How do I use it in chatting [such as AIM and MSN]??

Ive figured out video chat and everything, but does it work as just a plain webcam?


----------



## g4m3rof1337

So you're wondering if you can use your built-in camera as a webcam, while [using?] AIM/MSN, with someone using the same client? If so, that may work, if you're in iChat and/or Adium, attempting to webcam with someone using AIM/MSN, there may be a compatibility issue.

Or are you wanting to record yourself in the webcam?


----------



## ImissBubbles

I want to be able to use the built-in camera as a plain-old webcam. 

  I've searched all over the internet looking for a way to do it, but either it's not do-able and Im just too stubborn to admit it, or it works and I'm just too dumb to figure it out


----------



## g4m3rof1337

Well, what do you mean by webcam?
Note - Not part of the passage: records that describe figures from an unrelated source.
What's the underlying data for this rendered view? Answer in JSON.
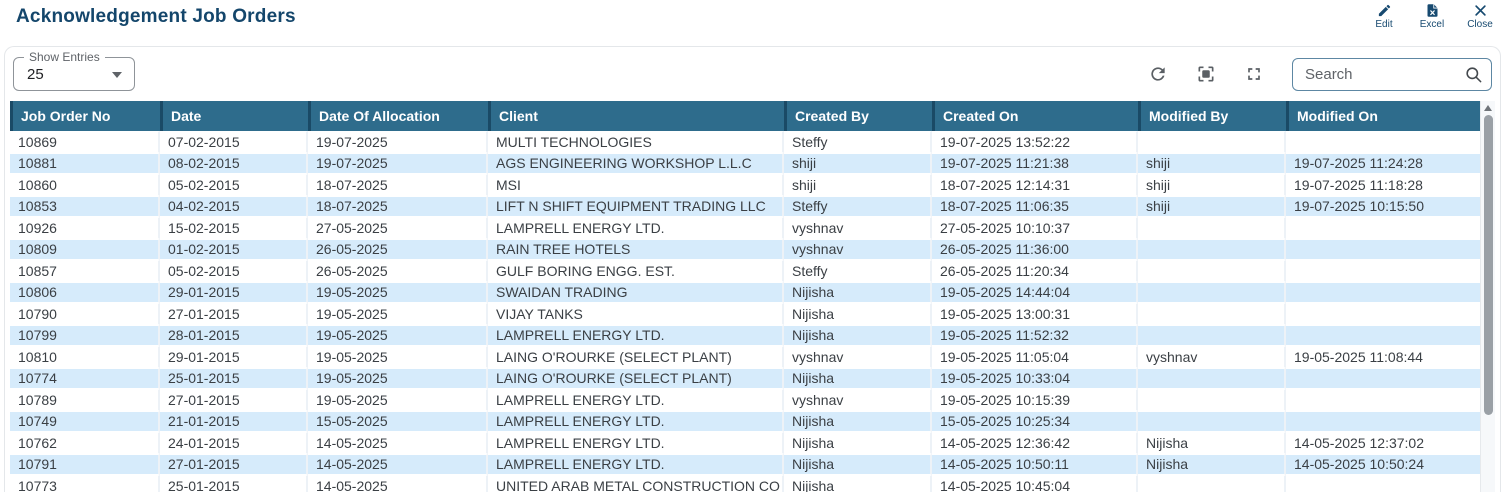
{
  "page": {
    "title": "Acknowledgement Job Orders"
  },
  "actions": {
    "edit": "Edit",
    "excel": "Excel",
    "close": "Close"
  },
  "controls": {
    "show_entries_label": "Show Entries",
    "show_entries_value": "25",
    "search_placeholder": "Search"
  },
  "table": {
    "columns": [
      "Job Order No",
      "Date",
      "Date Of Allocation",
      "Client",
      "Created By",
      "Created On",
      "Modified By",
      "Modified On"
    ],
    "rows": [
      [
        "10869",
        "07-02-2015",
        "19-07-2025",
        "MULTI TECHNOLOGIES",
        "Steffy",
        "19-07-2025 13:52:22",
        "",
        ""
      ],
      [
        "10881",
        "08-02-2015",
        "19-07-2025",
        "AGS ENGINEERING WORKSHOP L.L.C",
        "shiji",
        "19-07-2025 11:21:38",
        "shiji",
        "19-07-2025 11:24:28"
      ],
      [
        "10860",
        "05-02-2015",
        "18-07-2025",
        "MSI",
        "shiji",
        "18-07-2025 12:14:31",
        "shiji",
        "19-07-2025 11:18:28"
      ],
      [
        "10853",
        "04-02-2015",
        "18-07-2025",
        "LIFT N SHIFT EQUIPMENT TRADING LLC",
        "Steffy",
        "18-07-2025 11:06:35",
        "shiji",
        "19-07-2025 10:15:50"
      ],
      [
        "10926",
        "15-02-2015",
        "27-05-2025",
        "LAMPRELL ENERGY LTD.",
        "vyshnav",
        "27-05-2025 10:10:37",
        "",
        ""
      ],
      [
        "10809",
        "01-02-2015",
        "26-05-2025",
        "RAIN TREE HOTELS",
        "vyshnav",
        "26-05-2025 11:36:00",
        "",
        ""
      ],
      [
        "10857",
        "05-02-2015",
        "26-05-2025",
        "GULF BORING ENGG. EST.",
        "Steffy",
        "26-05-2025 11:20:34",
        "",
        ""
      ],
      [
        "10806",
        "29-01-2015",
        "19-05-2025",
        "SWAIDAN TRADING",
        "Nijisha",
        "19-05-2025 14:44:04",
        "",
        ""
      ],
      [
        "10790",
        "27-01-2015",
        "19-05-2025",
        "VIJAY TANKS",
        "Nijisha",
        "19-05-2025 13:00:31",
        "",
        ""
      ],
      [
        "10799",
        "28-01-2015",
        "19-05-2025",
        "LAMPRELL ENERGY LTD.",
        "Nijisha",
        "19-05-2025 11:52:32",
        "",
        ""
      ],
      [
        "10810",
        "29-01-2015",
        "19-05-2025",
        "LAING O'ROURKE (SELECT PLANT)",
        "vyshnav",
        "19-05-2025 11:05:04",
        "vyshnav",
        "19-05-2025 11:08:44"
      ],
      [
        "10774",
        "25-01-2015",
        "19-05-2025",
        "LAING O'ROURKE (SELECT PLANT)",
        "Nijisha",
        "19-05-2025 10:33:04",
        "",
        ""
      ],
      [
        "10789",
        "27-01-2015",
        "19-05-2025",
        "LAMPRELL ENERGY LTD.",
        "vyshnav",
        "19-05-2025 10:15:39",
        "",
        ""
      ],
      [
        "10749",
        "21-01-2015",
        "15-05-2025",
        "LAMPRELL ENERGY LTD.",
        "Nijisha",
        "15-05-2025 10:25:34",
        "",
        ""
      ],
      [
        "10762",
        "24-01-2015",
        "14-05-2025",
        "LAMPRELL ENERGY LTD.",
        "Nijisha",
        "14-05-2025 12:36:42",
        "Nijisha",
        "14-05-2025 12:37:02"
      ],
      [
        "10791",
        "27-01-2015",
        "14-05-2025",
        "LAMPRELL ENERGY LTD.",
        "Nijisha",
        "14-05-2025 10:50:11",
        "Nijisha",
        "14-05-2025 10:50:24"
      ]
    ],
    "partial_row": [
      "10773",
      "25-01-2015",
      "14-05-2025",
      "UNITED ARAB METAL CONSTRUCTION CO",
      "Nijisha",
      "14-05-2025 10:45:04",
      "",
      ""
    ]
  },
  "colors": {
    "header_bg": "#2e6c8c",
    "header_border": "#1a4a66",
    "row_alt": "#d6ebfb",
    "title": "#14466b",
    "action": "#174a70"
  }
}
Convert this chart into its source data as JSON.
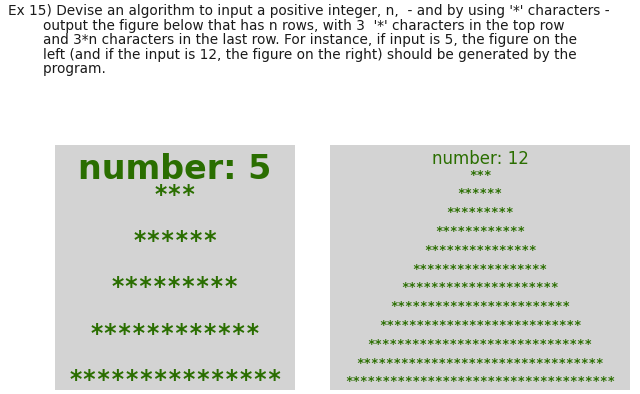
{
  "n5": 5,
  "n12": 12,
  "label5": "number: 5",
  "label12": "number: 12",
  "star_color": "#2a6e00",
  "label5_color": "#2a6e00",
  "label12_color": "#2a6e00",
  "box_color": "#d3d3d3",
  "bg_color": "#ffffff",
  "text_color": "#1a1a1a",
  "title_fontsize": 9.8,
  "label5_fontsize": 24,
  "label12_fontsize": 12,
  "star_fontsize5": 17,
  "star_fontsize12": 9,
  "title_lines": [
    "Ex 15) Devise an algorithm to input a positive integer, n,  - and by using '*' characters -",
    "        output the figure below that has n rows, with 3  '*' characters in the top row",
    "        and 3*n characters in the last row. For instance, if input is 5, the figure on the",
    "        left (and if the input is 12, the figure on the right) should be generated by the",
    "        program."
  ]
}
What are you trying to do?


----------



## ImissBubbles

All I want to do is have it work as a normal webcam that one would buy in the store.  Just have it show video while chatting on MSN, AIM, etc (NOT iChat).


----------



## g4m3rof1337

It should work.. I think it worked for me when I used my MacBook.. Are you receiving any error messages when trying to do this?


----------



## PabloTeK

Currently Messenger for Mac (version 7) doesn't support video and audio feeds; there is Mercury messenger for that or you could boot camp with Windows!


----------



## speedyink

...So with your Mac your forced to use ichat?  Typical Apple..


----------